Automobile plant in Mississippi, US

Toyota Motor Manufacturing Mississippi (TMMMS) is a Toyota manufacturing facility located in Blue Springs, Mississippi that opened in October 2011. It is a subsidiary of Toyota Motor North America, itself a subsidiary of Toyota Motor Corporation of Japan. The facility currently produces the Toyota Corolla for the North American market. The plant has the capacity to produce 170,000 vehicles per year and employs more than 2,000 people.

== History ==
Toyota announced on February 27, 2007, that it would build its fourteenth North American plant in Blue Springs, Mississippi. The plan was to employ about 2,000 people to build the Highlander SUV beginning in 2010 at an annual capacity of 150,000 vehicles per year. A groundbreaking ceremony for the facility was held on April 18, 2007.

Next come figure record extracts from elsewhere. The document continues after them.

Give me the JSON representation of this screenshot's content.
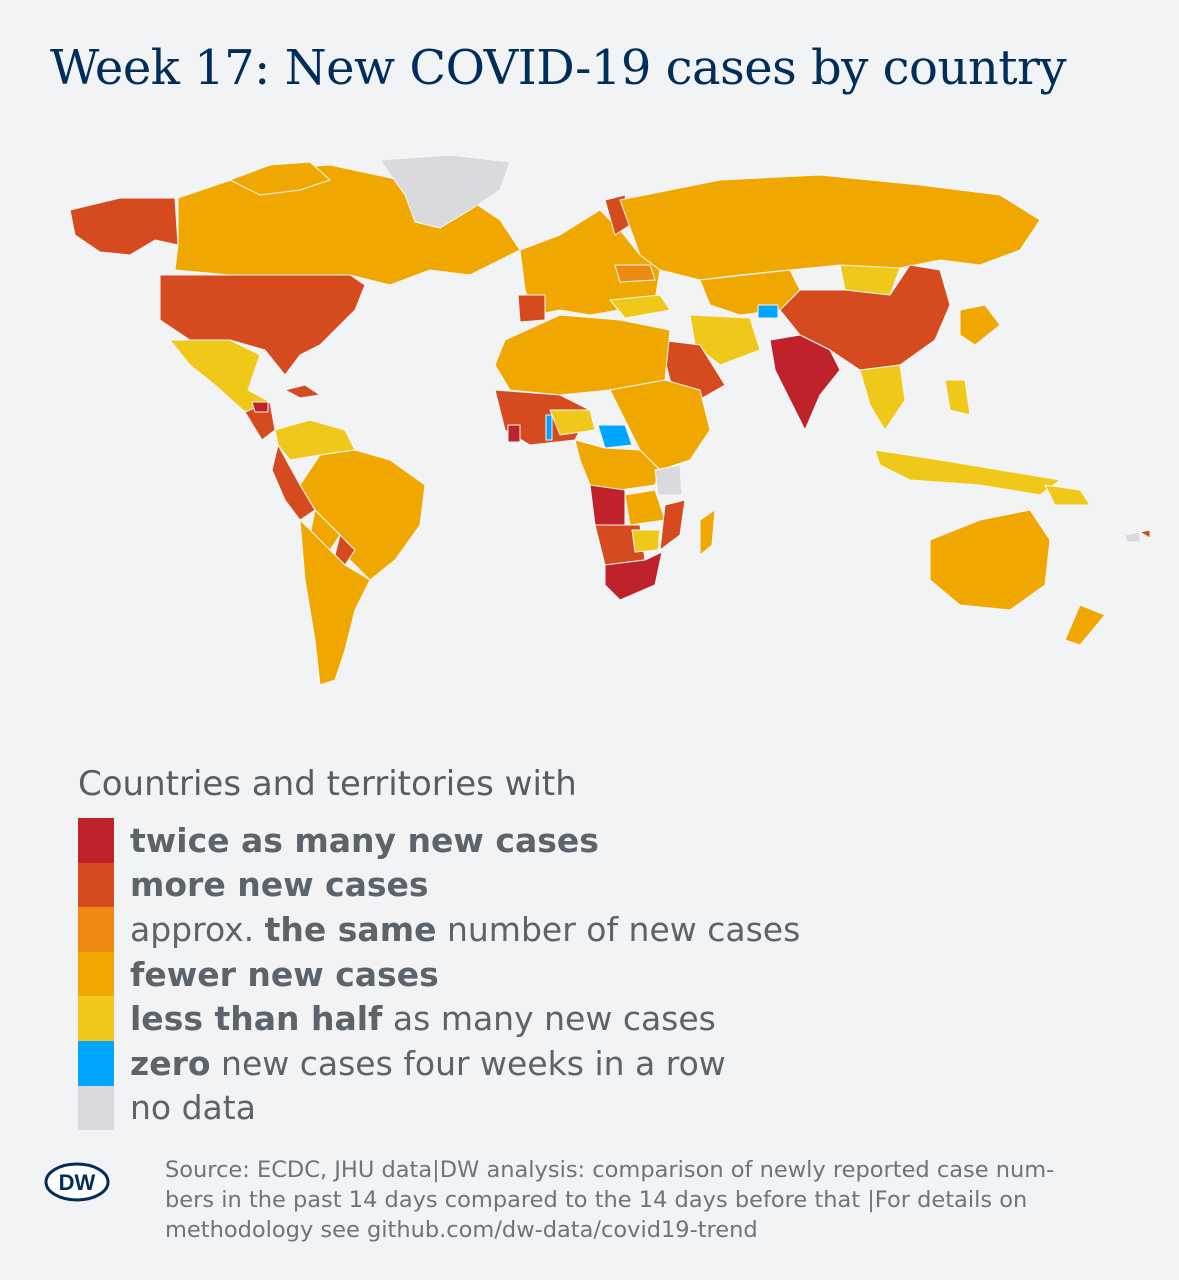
{
  "title": "Week 17: New COVID-19 cases by country",
  "legend": {
    "heading": "Countries and territories with",
    "items": [
      {
        "color": "#c0222c",
        "bold": "twice as many new cases",
        "rest": ""
      },
      {
        "color": "#d64a20",
        "bold": "more new cases",
        "rest": ""
      },
      {
        "pre": "approx. ",
        "color": "#ec8a12",
        "bold": "the same",
        "rest": " number of new cases"
      },
      {
        "color": "#f0a800",
        "bold": "fewer new cases",
        "rest": ""
      },
      {
        "color": "#f0c81a",
        "bold": "less than half",
        "rest": " as many new cases"
      },
      {
        "color": "#00a5ff",
        "bold": "zero",
        "rest": " new cases four weeks in a row"
      },
      {
        "color": "#d8dadd",
        "bold": "",
        "rest": "no data"
      }
    ]
  },
  "source_lines": [
    "Source: ECDC, JHU data|DW analysis: comparison of newly reported case num-",
    "bers in the past 14 days compared to the 14 days before that |For details on",
    "methodology see github.com/dw-data/covid19-trend"
  ],
  "logo_text": "DW",
  "colors": {
    "double": "#c0222c",
    "more": "#d64a20",
    "same": "#ec8a12",
    "fewer": "#f0a800",
    "half": "#f0c81a",
    "zero": "#00a5ff",
    "nodata": "#d8dadd"
  }
}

In July 2008, Toyota announced that the Prius would be produced at the plant instead as the Highlander would instead be produced at the Toyota Princeton, Indiana plant replacing the Sequoia that would move production to the San Antonio, Texas plant.

Construction of the plant was put on hold on December 15, 2008, due to the Great Recession in the United States. Construction resumed on June 17, 2010, and at that time, Toyota announced that the plant would now produce the Toyota Corolla instead of the Prius, replacing the NUMMI plant in Fremont, California which closed on April 1, 2010.

The plant began production of the Corolla on October 10, 2011, and the first vehicle rolled off the production line on November 17, 2011. A second shift was added to the plant on February 6, 2012.

The plant built nearly 1.2 million 11th generation Corollas, with the last rolling off the production line on February 22, 2019. The plant spent a few weeks preparing to produce the all-new 12th-generation Corolla, which is built on the new Toyota New Global Architecture platform. The first 12th generation Corolla was completed on March 18, 2019.